EUROPE

Alexander De Croo plonge sans attendre dans le bain européen

Alexander De Croo plonge sans attendre dans le bain européen

Photo News

Alexander De Croo est arrivé ce jeudi après-midi peu avant 15h00 au bâtiment Europa, dans le quartier européen, à peine quelques heures après avoir prêté serment chez le Roi.

Le tout frais Premier ministre belge participe dès le premier jour de son mandat à son premier sommet des 27 chefs d’État et de gouvernement de l’UE, sous la houlette de Charles Michel, le président du Conseil européen.

Ce dernier, coreligionnaire libéral et lui-même ex-Premier ministre belge, a applaudi l’accès d’Alexander De Croo au 16, rue de la Loi. «C’est un ami, nous avons très bien travaillé ensemble au niveau belge ces dernières années», a indiqué M. Michel à son arrivée au sommet.

Alexander De Croo lui-même s’est brièvement adressé à la presse, se disant «très heureux d’être là, de rencontrer les collègues pour la première fois et d’annoncer que la Belgique a enfin un nouveau gouvernement». Via Twitter, il avait répondu à un message de félicitations de la présidente de la Commission Ursula von der Leyen en lui assurant que la Belgique sera «un partenaire fort» pour construire une «Europe qui fonctionne pour tous».

La Turquie au cœur des débats

Le sommet européen qui débute ce jeudi après-midi et se terminera vendredi sera en grande partie consacré au regain de tension avec la Turquie.

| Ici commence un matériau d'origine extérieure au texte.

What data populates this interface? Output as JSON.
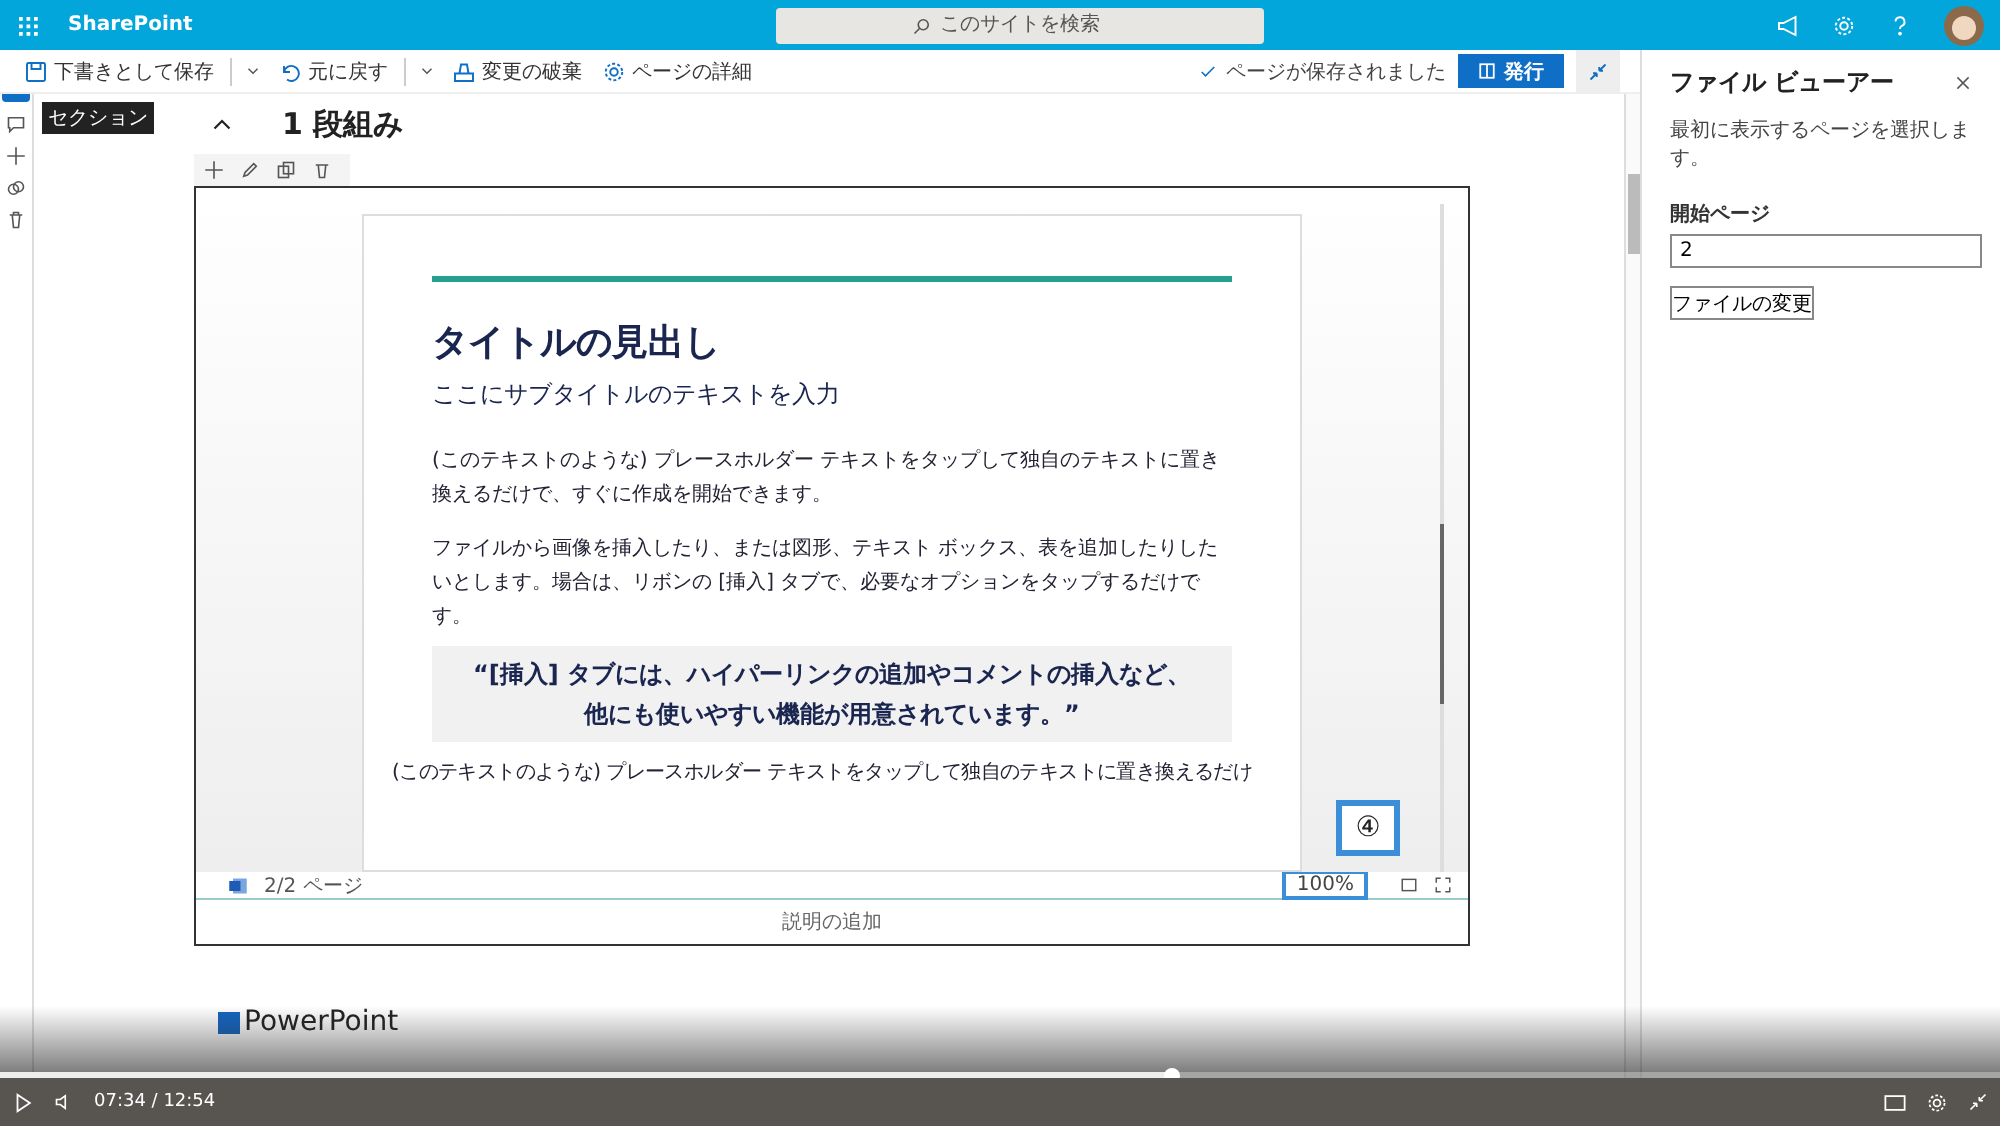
{
  "top_bar": {
    "app_name": "SharePoint",
    "search": {
      "placeholder": "このサイトを検索"
    }
  },
  "command_bar": {
    "items": [
      {
        "label": "下書きとして保存",
        "kind": "save",
        "has_menu": true
      },
      {
        "label": "元に戻す",
        "kind": "undo",
        "has_menu": true
      },
      {
        "label": "変更の破棄",
        "kind": "discard",
        "has_menu": false
      },
      {
        "label": "ページの詳細",
        "kind": "gear",
        "has_menu": false
      }
    ],
    "status": "ページが保存されました",
    "publish": "発行"
  },
  "rail": {
    "tooltip": "セクション"
  },
  "section": {
    "title": "1 段組み",
    "expanded": true
  },
  "viewer": {
    "document": {
      "title": "タイトルの見出し",
      "subtitle": "ここにサブタイトルのテキストを入力",
      "paragraphs": [
        "(このテキストのような) プレースホルダー テキストをタップして独自のテキストに置き換えるだけで、すぐに作成を開始できます。",
        "ファイルから画像を挿入したり、または図形、テキスト ボックス、表を追加したりしたいとします。場合は、リボンの [挿入] タブで、必要なオプションをタップするだけです。"
      ],
      "quote": "“[挿入] タブには、ハイパーリンクの追加やコメントの挿入など、他にも使いやすい機能が用意されています。”",
      "trailing": "(このテキストのような) プレースホルダー テキストをタップして独自のテキストに置き換えるだけ"
    },
    "page_indicator": "2/2 ページ",
    "zoom": "100%",
    "caption_placeholder": "説明の追加",
    "callout": "④"
  },
  "next_heading": "PowerPoint",
  "panel": {
    "title": "ファイル ビューアー",
    "description": "最初に表示するページを選択します。",
    "field_label": "開始ページ",
    "field_value": "2",
    "button": "ファイルの変更"
  },
  "video": {
    "time": "07:34 / 12:54",
    "progress": {
      "level": 0.586
    }
  }
}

L’Europe a déjà condamné à de multiples reprises les activités de forage turques en Méditerranée orientale, qu’elle juge illégales. Ankara mène des expéditions maritimes exploratoires, y compris dans les zones économiques exclusives de deux pays de l’Union, la Grèce et Chypre, à la recherche de gisements d’hydrocarbures rémunérateurs. Mais la Turquie n’a pas fait grand cas des précédents ultimatums et annonces de sanctions de l’Union.

«Nous savons tous que c’est une discussion très complexe», a brièvement commenté Alexander De Croo. Mais «ce qui est non négociable» aux yeux de la Belgique dans ce conflit, «ce sont les principes du droit international», a-t-il rappelé.

Chypre pousse ces dernières semaines pour de nouvelles sanctions visant Ankara. Pour forcer l’avancée du dossier turc, l’île bloque jusqu’ici l’adoption de sanctions dans le dossier biélorusse, autre point à l’agenda du sommet.

Il y aura aussi un débat sur les relations entre l’UE et la Chine. «Nous pensons qu’il est crucial que les engagements déjà pris soient respectés», a dit Alexander De Croo, qui espère des «avancées concrètes».

Les 27 aborderont aussi la nécessité de renforcer le marché unique, la politique industrielle de l’Union et la transformation numérique. Le conflit au Nagorny-Karabakh s’invitera par la force des choses dans les discussions, comme l’a entre autres souligné à son arrivée le président français Emmanuel Macron, auteur le même jour d’un communiqué commun avec les présidents russe Vladimir Poutine et américain Donald Trump appelant à cesser immédiatement les hostilités.